Voor- en nadelen van de Micheal Thomas methode
De cursus van Michel Thomas is zeer toegankelijk en traint de uitspraak en de luistervaardigheid Nederlands op efficiënte wijze. Dat de cursus Nederlands niet in schrijfvaardigheid voorziet, is een minpunt van de methode. Een daadwerkelijke interactie is er ook niet doordat het audiocursussen zijn.
De Assimil methode
Bedacht door wie en wanneer
Assimil is een Frans bedrijf, dat in het jaar 1929 is opgericht door schrijver en polyglot Alphonse Chérel. Het bedrijf maakt cursussen voor vreemde talen en publiceert deze en het begon met het eerste boek Anglais sans Peine.
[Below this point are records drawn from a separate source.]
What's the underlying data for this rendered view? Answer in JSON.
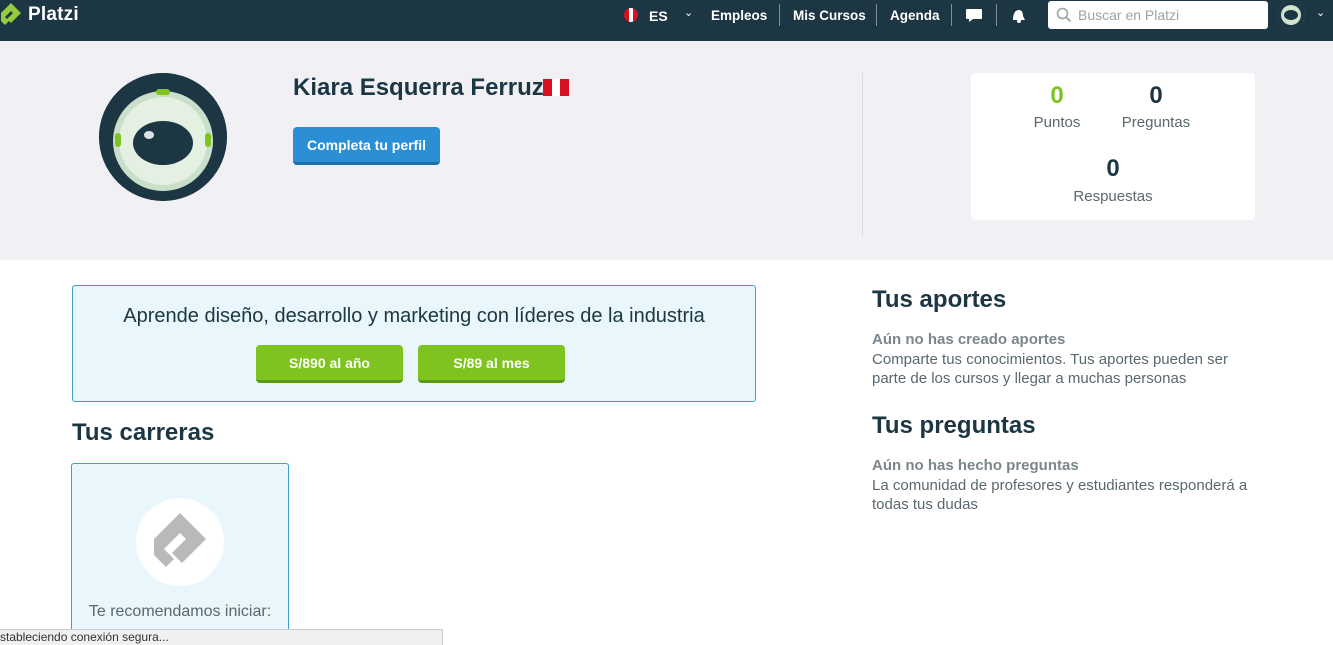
{
  "navbar": {
    "brand": "Platzi",
    "lang": "ES",
    "links": [
      "Empleos",
      "Mis Cursos",
      "Agenda"
    ],
    "search_placeholder": "Buscar en Platzi",
    "icons": [
      "chat-bubble-icon",
      "notifications-icon",
      "search-icon",
      "chevron-down-icon"
    ]
  },
  "profile": {
    "name": "Kiara Esquerra Ferruzo",
    "complete_button": "Completa tu perfil",
    "flag_colors": [
      "#d91023",
      "#ffffff",
      "#d91023"
    ]
  },
  "stats": {
    "points_value": "0",
    "points_label": "Puntos",
    "questions_value": "0",
    "questions_label": "Preguntas",
    "answers_value": "0",
    "answers_label": "Respuestas"
  },
  "promo": {
    "text": "Aprende diseño, desarrollo y marketing con líderes de la industria",
    "yearly_button": "S/890 al año",
    "monthly_button": "S/89 al mes"
  },
  "careers": {
    "title": "Tus carreras",
    "recommend_text": "Te recomendamos iniciar:"
  },
  "contributions": {
    "title": "Tus aportes",
    "empty_title": "Aún no has creado aportes",
    "empty_desc": "Comparte tus conocimientos. Tus aportes pueden ser parte de los cursos y llegar a muchas personas"
  },
  "questions": {
    "title": "Tus preguntas",
    "empty_title": "Aún no has hecho preguntas",
    "empty_desc": "La comunidad de profesores y estudiantes responderá a todas tus dudas"
  },
  "status_bar": {
    "text": "stableciendo conexión segura..."
  },
  "colors": {
    "navbar_bg": "#1c3643",
    "accent_green": "#7ec320",
    "accent_blue": "#2b8fd6"
  }
}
Kenmerken van de Assimil methode
Letterlijk betekent ‘assimileren’: ‘mengen met, opgaan in een groep’, wat wel wat hooggegrepen is voor een taalcursus (zoals Nederlands). De taalcursussen van Assimil zijn zelfstudielessen die uit een lesboek Nederlands, audio-CD’s en een USB-stick bestaan. Bij voorkeur besteden de gebruikers ongeveer twintig minuten per dag aan de cursus.
De taallessen bestaan uit Nederlandse dialogen die worden beluisterd, nagesproken en gelezen. De Nederlandse vertaling staat hiernaast, met de grammaticale uitleg. Om de uitspraak Nederlands te trainen, maakt de Assimil-methode gebruik van zinnetjes die door native (moedertaal) speakers zijn ingesproken en die de cursist daarna dient te herhalen. De opbouw van de les verloopt van receptief naar productief: in de eerste les wordt nog geen taalproductie verwacht van de gebruiker; dit komt pas na ongeveer vijftig taallessen.
Populariteit
De cursussen van Assimil zijn populair. De taalcursussen zijn niet zo duur en het aanbod aan verschillende talen is ruim.
Voor- en nadelen van Assimil
Het voordeel van de Assimil-methode is dat de gebruiker op zijn of haar eigen snelheid kan leren wanneer dit het beste past. Het nadeel hierbij is, wat geldt voor alle computertaalcursussen, dat de studenten aan zichzelf zijn overgeleverd. Er is geen docent Nederlands om de student te begeleiden of te motiveren.
Er bestaat ook een groot aanbod aan complete taalcursussen voor zelfstudie: uTalk, Eurotolk Ultimate en online methoden zoals Babbel, Duolingo, Mondly en Quizlet.
Er is echter een betere methode: De Dagnall Methode.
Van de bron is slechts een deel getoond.